Reducing CO2 Emissions: Close But No Cigar
Carbon dioxide emissions from 22 of the world's leading ocean container carriers, representing 85 percent of global containerized shipping, continued to fall in 2017, but more innovation and collaboration across the value chain are needed to achieve ambitious global climate goals, reports BSR's Clean Cargo Working Group.
The Clean Cargo Working Group compiles its annual aggregate average Trade Lane CO2 Emissions Factors study from the carbon dioxide emissions data reported by more than 3,200 ships from 22 of the world's leading ocean container carriers. Since 2009, when the group first publicly reported the aggregate averages, emissions per container move have dropped by 37.1 percent. This year's report shows average CO2 emissions per container per kilometer for global ocean transportation routes fell 1 percent from 2016 to 2017.
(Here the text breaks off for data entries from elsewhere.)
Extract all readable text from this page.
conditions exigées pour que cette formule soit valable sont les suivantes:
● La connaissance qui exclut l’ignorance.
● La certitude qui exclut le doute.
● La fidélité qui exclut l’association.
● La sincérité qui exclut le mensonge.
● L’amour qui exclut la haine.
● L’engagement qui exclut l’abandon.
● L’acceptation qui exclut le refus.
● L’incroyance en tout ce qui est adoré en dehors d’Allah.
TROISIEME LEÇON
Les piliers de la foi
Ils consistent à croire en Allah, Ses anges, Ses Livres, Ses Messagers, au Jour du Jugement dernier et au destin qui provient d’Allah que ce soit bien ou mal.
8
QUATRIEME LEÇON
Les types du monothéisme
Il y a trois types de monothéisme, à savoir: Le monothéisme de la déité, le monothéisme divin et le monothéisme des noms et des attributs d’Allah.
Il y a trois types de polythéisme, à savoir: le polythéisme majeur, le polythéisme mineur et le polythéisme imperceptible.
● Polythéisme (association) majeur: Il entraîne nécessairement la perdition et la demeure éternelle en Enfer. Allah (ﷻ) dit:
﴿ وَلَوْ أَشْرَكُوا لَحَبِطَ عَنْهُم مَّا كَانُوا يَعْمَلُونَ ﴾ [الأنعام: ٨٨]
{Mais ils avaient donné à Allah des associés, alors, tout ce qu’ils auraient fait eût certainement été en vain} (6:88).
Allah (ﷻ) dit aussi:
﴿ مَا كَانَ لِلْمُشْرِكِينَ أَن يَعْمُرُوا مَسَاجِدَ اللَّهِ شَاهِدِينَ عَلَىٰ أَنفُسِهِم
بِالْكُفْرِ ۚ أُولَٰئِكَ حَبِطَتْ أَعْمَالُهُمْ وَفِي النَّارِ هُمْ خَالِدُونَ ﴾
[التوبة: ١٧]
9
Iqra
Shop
"The progress on climate and air quality we are seeing in container shipping—one of the highest emitting industries—is absolutely critical for achieving global environmental goals," says Nate Springer, manager at BSR. "We need more innovation in low-emission technology, as well as continued collaboration, to meet the ambitious goal of halving CO2 emissions from shipping by 2050, recently announced by the International Maritime Organization."
Several years ago, Clean Cargo developed a standardized methodology and reporting system that the industry adopted globally. Carriers annually submit operational data from the entire fleet to BSR for trade lane emission factors aggregation. The results produce environmental performance scorecards for each carrier, which are used to meet corporate supply chain sustainability goals by 95 percent of shipping customers who participate in the group.
Clean Cargo members also work to accelerate progress by sharing best practices, discussing trends and innovations across the full logistics value chain, and designing tools and pilot projects that address challenges to progress.